Is this muscle pain caused by my statin?
This is one of the most enjoyable editorials I have ever read in a medical journal. It dances with good sense before concluding that the only way to find out if an individual’s symptoms (which need not be muscle pain but could include muscle fatiguability, for example) are due to statins is to do an n-of-one trial. If you are one of the many doctors or non-doctors who have experienced these symptoms, or know a patient who has, enrol in SAMSON via the website: travel (just twice) is paid. There are some questions this trial won’t settle, for example if the effects are very slow to develop or resolve, or if they are subtle changes in activity in old people with borderline function. But at least this starts to address the question from a non-pompous perspective. It begins with the presumption, “I’m sorry I haven’t a clue”: the antidote for Lancet panel games.
Plant of the Week: Hemerocallis “Berlin Red”

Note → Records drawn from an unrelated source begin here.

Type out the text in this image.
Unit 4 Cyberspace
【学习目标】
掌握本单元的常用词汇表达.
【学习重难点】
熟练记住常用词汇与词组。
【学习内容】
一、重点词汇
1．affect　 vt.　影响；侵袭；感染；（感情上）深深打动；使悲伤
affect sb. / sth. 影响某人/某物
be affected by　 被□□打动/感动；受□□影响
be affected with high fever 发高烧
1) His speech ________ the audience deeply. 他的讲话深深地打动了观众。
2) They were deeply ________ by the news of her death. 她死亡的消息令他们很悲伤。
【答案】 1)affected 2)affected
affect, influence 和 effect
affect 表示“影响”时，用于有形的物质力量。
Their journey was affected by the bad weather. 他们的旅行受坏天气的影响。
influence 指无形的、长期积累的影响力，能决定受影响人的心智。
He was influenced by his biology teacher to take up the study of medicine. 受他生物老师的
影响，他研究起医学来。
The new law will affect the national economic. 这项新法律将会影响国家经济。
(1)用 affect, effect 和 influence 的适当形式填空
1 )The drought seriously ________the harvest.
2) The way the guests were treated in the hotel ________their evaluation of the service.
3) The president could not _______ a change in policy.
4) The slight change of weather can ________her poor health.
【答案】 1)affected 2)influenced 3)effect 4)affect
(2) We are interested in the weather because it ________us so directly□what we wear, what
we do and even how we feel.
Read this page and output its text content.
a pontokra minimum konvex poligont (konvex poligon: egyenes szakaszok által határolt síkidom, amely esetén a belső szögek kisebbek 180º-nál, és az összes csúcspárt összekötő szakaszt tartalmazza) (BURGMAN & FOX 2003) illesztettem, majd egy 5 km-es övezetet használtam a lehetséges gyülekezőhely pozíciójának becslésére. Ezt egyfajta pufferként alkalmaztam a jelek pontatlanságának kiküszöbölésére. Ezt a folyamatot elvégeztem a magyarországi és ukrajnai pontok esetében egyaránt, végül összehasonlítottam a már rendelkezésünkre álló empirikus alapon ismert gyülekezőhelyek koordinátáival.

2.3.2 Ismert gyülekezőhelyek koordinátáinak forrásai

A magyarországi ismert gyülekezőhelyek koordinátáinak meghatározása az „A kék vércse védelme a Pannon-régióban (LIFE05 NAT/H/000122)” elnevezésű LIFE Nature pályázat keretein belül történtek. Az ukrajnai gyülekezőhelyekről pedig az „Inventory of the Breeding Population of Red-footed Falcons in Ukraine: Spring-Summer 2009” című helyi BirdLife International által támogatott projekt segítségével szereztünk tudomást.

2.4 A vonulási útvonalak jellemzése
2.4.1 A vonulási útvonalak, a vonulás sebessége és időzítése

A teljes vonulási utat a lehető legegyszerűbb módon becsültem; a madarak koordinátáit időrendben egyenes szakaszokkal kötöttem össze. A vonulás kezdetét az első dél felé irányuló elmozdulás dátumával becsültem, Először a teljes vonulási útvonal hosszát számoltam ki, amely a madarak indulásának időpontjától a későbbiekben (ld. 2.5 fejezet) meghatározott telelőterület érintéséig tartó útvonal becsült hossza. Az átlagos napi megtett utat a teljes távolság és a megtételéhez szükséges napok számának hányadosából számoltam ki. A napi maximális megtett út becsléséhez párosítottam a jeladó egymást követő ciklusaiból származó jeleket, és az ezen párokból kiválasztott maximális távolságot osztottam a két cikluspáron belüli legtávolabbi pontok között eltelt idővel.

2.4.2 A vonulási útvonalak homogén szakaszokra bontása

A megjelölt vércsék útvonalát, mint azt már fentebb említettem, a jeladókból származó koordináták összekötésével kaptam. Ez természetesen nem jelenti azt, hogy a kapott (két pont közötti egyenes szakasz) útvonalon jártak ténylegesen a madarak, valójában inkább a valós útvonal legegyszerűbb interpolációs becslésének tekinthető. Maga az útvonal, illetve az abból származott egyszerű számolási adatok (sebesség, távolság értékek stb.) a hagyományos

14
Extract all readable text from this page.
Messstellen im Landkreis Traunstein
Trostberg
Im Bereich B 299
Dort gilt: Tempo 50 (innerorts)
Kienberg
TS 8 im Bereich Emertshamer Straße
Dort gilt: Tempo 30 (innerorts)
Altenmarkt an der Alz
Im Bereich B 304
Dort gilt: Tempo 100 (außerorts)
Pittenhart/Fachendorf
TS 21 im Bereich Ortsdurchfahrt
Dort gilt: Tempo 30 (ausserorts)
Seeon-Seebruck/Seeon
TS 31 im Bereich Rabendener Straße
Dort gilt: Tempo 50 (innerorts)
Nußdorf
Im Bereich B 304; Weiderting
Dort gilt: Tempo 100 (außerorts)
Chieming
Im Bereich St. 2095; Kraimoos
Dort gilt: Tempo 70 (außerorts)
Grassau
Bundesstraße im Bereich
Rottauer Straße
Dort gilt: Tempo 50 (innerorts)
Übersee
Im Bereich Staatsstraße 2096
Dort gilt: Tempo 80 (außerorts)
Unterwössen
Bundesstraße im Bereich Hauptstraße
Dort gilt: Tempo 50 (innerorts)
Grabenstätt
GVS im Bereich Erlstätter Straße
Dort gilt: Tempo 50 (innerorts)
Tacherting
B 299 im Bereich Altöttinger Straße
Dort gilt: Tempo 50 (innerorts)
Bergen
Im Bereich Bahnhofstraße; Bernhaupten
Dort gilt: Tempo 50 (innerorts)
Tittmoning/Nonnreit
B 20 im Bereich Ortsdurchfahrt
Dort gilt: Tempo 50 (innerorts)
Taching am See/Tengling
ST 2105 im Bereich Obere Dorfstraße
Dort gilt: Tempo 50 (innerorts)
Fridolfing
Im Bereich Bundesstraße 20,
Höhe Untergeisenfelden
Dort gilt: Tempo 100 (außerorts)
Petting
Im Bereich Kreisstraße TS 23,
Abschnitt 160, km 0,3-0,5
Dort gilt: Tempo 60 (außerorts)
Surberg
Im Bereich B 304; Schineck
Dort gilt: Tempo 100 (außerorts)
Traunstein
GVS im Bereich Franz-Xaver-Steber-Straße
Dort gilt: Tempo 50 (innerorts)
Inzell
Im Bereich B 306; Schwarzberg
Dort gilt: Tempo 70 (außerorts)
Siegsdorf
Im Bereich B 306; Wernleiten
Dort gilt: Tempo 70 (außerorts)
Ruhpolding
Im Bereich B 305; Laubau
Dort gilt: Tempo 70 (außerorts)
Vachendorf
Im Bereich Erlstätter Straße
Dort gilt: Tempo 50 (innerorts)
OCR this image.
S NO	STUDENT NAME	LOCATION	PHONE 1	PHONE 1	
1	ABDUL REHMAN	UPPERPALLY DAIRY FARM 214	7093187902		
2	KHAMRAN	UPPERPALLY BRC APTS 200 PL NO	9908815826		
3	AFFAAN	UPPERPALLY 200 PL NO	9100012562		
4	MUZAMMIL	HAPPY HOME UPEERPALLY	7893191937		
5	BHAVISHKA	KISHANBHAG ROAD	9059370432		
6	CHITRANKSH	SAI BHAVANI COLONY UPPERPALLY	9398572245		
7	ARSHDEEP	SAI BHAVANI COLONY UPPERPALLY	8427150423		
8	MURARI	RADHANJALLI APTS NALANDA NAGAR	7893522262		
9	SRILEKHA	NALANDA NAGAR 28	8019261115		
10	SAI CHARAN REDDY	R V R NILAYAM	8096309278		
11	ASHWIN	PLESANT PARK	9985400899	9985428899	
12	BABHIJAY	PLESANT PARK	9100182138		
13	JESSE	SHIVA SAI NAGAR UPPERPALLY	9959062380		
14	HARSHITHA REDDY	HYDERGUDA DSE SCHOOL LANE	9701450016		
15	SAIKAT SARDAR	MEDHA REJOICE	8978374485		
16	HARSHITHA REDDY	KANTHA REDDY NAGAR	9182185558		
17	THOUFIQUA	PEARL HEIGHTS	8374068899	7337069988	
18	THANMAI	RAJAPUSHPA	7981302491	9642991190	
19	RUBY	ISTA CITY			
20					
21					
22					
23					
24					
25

The day-lilies are a gardening beginner’s dream: imperturbably hardy, undemanding, fast-growing, easy to split and available in a huge range of colours. Each flower lasts a day, so in the evening you can go out and eat the already shrivelling petals, which are not just edible, but often sweet and peppery.
There are varieties which appear as early as May, but the tallish, stately “Berlin Red” usually waits until July. Like most plants, it is early this year. Its dark red flowers, streaked with sober buff yellow, are perfect among blues, yellows and whites. But I would not advise planting it near pink, orange or magenta subjects, unless you are a Great Dixterist and delight in offending the eye with random shrieky combinations.
The problem with day-lilies comes in the autumn, when their leaves flop and rot in welts of yellow slime. So although our garden was once a showcase for numerous varieties sold to us by the keeper of the National Collection, we now only have two kinds left. The autumn mess is thereby reduced, but so is the summer exuberance of our garden, and the pendulum may yet swing back to the day-lilies of years gone by.